Last weekend I found myself staring at the empty parking space left behind by my recently departed nightmare school bus project. I wondered what I should do with the large space. Do I fill it with cars? Do I cancel my lease? An alluring answer to my question is parked in Bay City, Michigan. This 2002 Neoplan Cityliner is one of the weirdest coach buses ever put on American roads, and it would make one epic RV.
If you haven’t heard of Neoplan, I wouldn’t blame you. It’s a German manufacturer of some really distinctive buses and while it had a presence in the States, the company pulled out of the country entirely in 2007. The buses that you occasionally see on the road today are what remains.
Neoplan was launched in Stuttgart in 1935 by Gottlob Auwärter. His small shop produced produced bodywork for bus and truck chassis with flair. After World War II, the company’s designs moved to all-steel bodies. Then in 1953 Neoplan started building buses with partial monocoque designs featuring tubular steel skeleton for strength.
The company would continue to evolve with buses with then novel air suspensions, independent front suspensions and rear engines.
Neoplan’s engine provider in Europe, MAN, notes that the 1960 Neoplan Hamburg was the first bus to feature air nozzles that could be manipulated by passengers; a feature not unlike what planes and buses have today.
Neoplan would get its first shot in America in 1976. Then, Neoplan licensed a transit bus design to U.S. manufacturer Gillig for what would become the Gillig-Neoplan. But Neoplan wanted more, and in May 1981 the company opened up a plant in Lamar, Colorado. It was a match made in heaven, the New York Times reported, as Lamar wanted to diversify its economy and Neoplan believed that people living in rural areas had a better work ethic than others. UPI News reported that the buses were constructed of parts from all over the world and when finished, the workers that built them were driven home in them and asked to critique their own work.

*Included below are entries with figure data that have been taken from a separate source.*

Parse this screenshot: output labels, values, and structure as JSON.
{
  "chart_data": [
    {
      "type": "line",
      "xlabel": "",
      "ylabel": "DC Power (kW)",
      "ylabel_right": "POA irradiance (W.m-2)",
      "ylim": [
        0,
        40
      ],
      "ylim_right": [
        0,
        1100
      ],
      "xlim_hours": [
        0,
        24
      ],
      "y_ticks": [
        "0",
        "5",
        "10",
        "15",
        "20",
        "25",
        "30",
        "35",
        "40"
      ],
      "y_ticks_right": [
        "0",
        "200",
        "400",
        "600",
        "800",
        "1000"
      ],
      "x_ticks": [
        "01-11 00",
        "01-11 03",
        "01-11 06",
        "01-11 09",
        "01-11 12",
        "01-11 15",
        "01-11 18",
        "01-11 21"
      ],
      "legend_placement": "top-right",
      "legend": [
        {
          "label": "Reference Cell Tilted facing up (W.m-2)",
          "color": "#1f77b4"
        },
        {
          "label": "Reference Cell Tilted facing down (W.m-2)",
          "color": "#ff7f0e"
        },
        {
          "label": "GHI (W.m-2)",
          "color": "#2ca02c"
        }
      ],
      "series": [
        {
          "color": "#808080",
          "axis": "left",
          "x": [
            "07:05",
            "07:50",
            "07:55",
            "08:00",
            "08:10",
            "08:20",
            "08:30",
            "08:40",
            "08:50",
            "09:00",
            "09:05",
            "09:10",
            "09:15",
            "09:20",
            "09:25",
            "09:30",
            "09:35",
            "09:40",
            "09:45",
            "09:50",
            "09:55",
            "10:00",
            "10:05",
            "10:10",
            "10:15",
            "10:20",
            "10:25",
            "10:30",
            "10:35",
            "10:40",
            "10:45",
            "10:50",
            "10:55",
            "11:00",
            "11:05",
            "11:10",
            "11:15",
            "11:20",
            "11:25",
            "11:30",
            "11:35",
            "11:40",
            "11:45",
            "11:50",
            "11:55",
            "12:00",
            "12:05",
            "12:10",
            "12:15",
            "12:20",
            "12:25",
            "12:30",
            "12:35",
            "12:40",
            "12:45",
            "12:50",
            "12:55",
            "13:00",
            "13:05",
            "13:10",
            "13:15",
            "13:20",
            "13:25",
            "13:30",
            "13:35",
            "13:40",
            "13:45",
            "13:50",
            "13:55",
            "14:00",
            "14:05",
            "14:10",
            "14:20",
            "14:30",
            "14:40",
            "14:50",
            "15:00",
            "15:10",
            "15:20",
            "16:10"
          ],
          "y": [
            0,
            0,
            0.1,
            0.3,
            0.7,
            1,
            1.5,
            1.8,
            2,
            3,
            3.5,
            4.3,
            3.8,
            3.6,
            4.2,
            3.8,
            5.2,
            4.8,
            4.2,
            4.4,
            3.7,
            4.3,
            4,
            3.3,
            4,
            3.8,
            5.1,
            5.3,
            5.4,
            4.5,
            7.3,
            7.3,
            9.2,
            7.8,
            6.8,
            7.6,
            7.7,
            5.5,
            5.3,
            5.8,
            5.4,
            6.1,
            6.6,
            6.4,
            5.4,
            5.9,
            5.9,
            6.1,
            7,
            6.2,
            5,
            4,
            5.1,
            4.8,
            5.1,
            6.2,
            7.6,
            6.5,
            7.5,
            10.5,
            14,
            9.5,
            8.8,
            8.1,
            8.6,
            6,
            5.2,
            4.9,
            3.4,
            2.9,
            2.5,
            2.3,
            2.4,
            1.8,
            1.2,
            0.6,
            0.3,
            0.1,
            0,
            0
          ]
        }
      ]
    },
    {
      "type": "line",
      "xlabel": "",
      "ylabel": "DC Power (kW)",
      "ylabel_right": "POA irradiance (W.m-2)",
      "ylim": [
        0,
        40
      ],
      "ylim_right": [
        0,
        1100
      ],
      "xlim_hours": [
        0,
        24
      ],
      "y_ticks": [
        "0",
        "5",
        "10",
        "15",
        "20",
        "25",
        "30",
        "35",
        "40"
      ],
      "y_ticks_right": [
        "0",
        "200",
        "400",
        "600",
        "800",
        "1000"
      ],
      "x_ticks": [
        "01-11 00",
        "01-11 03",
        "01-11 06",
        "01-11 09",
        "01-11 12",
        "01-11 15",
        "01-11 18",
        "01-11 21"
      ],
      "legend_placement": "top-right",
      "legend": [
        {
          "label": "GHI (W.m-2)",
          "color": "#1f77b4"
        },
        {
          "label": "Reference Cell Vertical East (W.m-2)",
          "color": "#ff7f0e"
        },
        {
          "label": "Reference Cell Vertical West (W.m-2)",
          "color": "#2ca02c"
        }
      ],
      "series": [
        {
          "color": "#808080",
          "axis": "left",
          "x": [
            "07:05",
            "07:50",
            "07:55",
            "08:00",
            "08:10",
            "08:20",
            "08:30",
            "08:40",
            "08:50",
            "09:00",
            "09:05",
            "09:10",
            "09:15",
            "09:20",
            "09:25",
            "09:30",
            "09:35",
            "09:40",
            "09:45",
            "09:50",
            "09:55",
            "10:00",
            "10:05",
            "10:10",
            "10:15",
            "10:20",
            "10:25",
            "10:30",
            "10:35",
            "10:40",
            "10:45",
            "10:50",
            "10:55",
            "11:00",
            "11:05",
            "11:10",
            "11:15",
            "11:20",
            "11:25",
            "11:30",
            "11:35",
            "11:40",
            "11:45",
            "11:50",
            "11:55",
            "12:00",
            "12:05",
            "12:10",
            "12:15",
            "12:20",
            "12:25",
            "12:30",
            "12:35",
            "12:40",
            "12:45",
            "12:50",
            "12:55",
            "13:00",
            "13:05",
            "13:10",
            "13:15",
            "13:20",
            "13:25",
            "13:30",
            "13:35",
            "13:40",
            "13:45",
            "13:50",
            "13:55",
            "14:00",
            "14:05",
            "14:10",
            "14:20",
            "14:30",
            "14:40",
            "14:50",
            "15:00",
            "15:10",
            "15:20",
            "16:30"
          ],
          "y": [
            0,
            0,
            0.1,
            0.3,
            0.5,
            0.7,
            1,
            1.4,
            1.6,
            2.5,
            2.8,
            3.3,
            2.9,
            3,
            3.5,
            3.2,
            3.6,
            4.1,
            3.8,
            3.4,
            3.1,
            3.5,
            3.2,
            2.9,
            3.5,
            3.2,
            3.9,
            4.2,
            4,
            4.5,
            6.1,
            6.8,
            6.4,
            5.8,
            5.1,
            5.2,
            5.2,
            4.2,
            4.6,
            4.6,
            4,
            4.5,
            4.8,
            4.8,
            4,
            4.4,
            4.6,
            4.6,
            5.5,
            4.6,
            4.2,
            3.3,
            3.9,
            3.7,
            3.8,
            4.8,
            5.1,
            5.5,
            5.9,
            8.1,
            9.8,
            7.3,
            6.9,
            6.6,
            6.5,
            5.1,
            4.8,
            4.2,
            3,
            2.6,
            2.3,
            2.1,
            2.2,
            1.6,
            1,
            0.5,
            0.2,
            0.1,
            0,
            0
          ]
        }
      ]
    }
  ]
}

Neoplan built a little bit of everything from low-floor transit buses, articulated buses, a double-decker and this, the Cityliner AN116/3.
This bus was designed to be a luxury coach and launched in 1971 at the International Exhibition of Buses in Monaco. As you probably guessed from its design, these are made for speed and comfort, unlike a transit bus. The American Cityliner differed from its European counterpart with changes like an American engine, transmission and HVAC system. And it was constructed with a steel structure with a galvanized roof and side panels.
This is a high-deck touring coach where the passengers sit high up above the road. There is ample interior room and the space underneath is wide open for luggage or whatever else would fit. The Neoplan Cityliner differed from other high-deck coaches of the day—and even today—with a characteristic upper front window.
Power comes from a 12.7-liter Detroit Diesel Series 60 inline-six making 400 horsepower and 1450 lb-ft torque. The seller says that it runs, drives, and comes with a new alternator.
However, you can tell that the 45-foot bus hasn’t lived the easiest life as parts in the engine bay have rust and what appears to be amateur welding repairs. A search of the bus’ VIN indicates that it used to be owned by Northampton County Schools in North Carolina before it was sold in 2017.
Fix that rust up and you have a solid and unique platform to do whatever you want. Not even a Prevost has looks like this coach.
Even though it’s a bus of a German design, the Detroit Diesel and Allison transmission means that it should be reliable and that parts shouldn’t be too difficult to find. The Detroit 60 was used in a number of semi trucks and have been known to reach and exceed a million miles.
I’d think it would make a great RV, and some of the hard work is already done as the bus has a toilet and ample storage.
Sadly, Neoplan had a shaky existence in America, with officials at a number of transit operators complaining about structural cracking, drivetrain problems and even a fire resulting from electrical problems. One bus even had structural cracks before it even reached 500 miles on its odometer.
Neoplan USA at one point claimed to have a 40 percent transit bus market share in America, but it wouldn’t last. Warranty claims and canceled orders would lead to Neoplan USA filing for bankruptcy in 2006 before leaving entirely in 2007.
While Neoplan USA may be gone, the buses that survived like this Cityliner exist as examples of its past. And at least the German operation is still going, still building wild buses. This piece of history is just $7,900, and I hope you pick it up before I make a really bad decision.